When day comes, we ask ourselves, where can we find light in this never-ending shade?…
We’ve learned that quiet isn’t always peace, and the norms and notions of what “just” is isn’t always justice…
Somehow we weathered and witnessed a nation that isn’t broken, but simply unfinished.

Gorman’s appearance answered her own question about where we might “find light in this never-ending shade.” Like a beacon in her yellow Prada suit, she embodied the power of poetry or a ray of full noonday sunlight following Harjo’s American Sunrise. She was understandable, elegant, and engaging.

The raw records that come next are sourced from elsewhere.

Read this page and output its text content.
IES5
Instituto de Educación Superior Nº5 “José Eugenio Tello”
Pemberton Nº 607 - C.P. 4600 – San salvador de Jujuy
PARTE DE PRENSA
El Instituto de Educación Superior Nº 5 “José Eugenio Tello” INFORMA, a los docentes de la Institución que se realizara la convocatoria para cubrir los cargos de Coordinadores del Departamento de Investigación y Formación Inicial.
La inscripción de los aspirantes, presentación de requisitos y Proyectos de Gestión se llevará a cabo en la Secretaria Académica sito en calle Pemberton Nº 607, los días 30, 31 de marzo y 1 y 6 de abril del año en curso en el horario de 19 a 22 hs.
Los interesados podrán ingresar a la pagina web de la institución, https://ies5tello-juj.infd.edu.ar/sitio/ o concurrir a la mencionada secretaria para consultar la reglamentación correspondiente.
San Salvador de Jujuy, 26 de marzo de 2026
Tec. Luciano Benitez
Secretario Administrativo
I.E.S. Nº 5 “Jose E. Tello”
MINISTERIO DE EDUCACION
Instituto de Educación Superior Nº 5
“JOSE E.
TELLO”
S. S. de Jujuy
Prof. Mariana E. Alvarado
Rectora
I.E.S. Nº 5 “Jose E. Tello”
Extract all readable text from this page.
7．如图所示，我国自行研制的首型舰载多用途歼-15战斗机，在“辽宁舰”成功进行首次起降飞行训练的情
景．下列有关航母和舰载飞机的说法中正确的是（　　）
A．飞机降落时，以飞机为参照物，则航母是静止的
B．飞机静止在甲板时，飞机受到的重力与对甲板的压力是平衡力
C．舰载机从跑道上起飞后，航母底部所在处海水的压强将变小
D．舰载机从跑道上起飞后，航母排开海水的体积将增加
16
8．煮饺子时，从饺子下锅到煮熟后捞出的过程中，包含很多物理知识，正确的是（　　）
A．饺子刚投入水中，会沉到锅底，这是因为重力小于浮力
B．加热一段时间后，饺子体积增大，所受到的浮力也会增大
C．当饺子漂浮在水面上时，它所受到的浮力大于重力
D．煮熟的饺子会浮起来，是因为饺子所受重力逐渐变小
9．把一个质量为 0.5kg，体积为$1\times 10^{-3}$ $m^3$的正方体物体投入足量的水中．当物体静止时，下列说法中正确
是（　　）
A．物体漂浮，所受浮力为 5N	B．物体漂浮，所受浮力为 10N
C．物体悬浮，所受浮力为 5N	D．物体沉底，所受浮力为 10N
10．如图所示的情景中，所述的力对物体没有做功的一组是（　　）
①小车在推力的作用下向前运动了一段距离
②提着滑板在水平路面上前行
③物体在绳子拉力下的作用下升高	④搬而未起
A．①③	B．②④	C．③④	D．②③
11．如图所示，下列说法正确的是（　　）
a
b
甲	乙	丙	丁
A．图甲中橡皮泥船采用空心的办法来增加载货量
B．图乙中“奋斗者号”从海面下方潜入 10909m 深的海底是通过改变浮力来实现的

For many of my students, watching her live was a transformative, shared cultural and historic moment akin to witnessing Kennedy’s assassination or the attacks of September 11, even though those events began and ended in tragedy, while her performance signaled democratic and cultural triumph over the divisive events that preceded it. Gorman not only broke through the pandemic bubble to civically and poetically engage young people, she started a poetry trend. She went on to read at the Super Bowl, become a brand representative for Prada and Estée Lauder, made the cover of Time, and has continued to chart a new path for poetry. A frequent guest on mainstream news programs and a savvy social media user, Gorman employed both to share the poem “Smoldering Dawn” and raise more than $100,000 for charity during the January 25 Los Angeles wildfires. Her bestselling collection, Call Us What We Carry (2021), addresses the pandemic, police violence, and climate change. Her work might be dismissed as topical or political by some because it responds, often in almost real time, to history as it is happening. Who does that recall? Raising Whitman’s bar considerably, this poet plans to be president, with a run for office in 2036.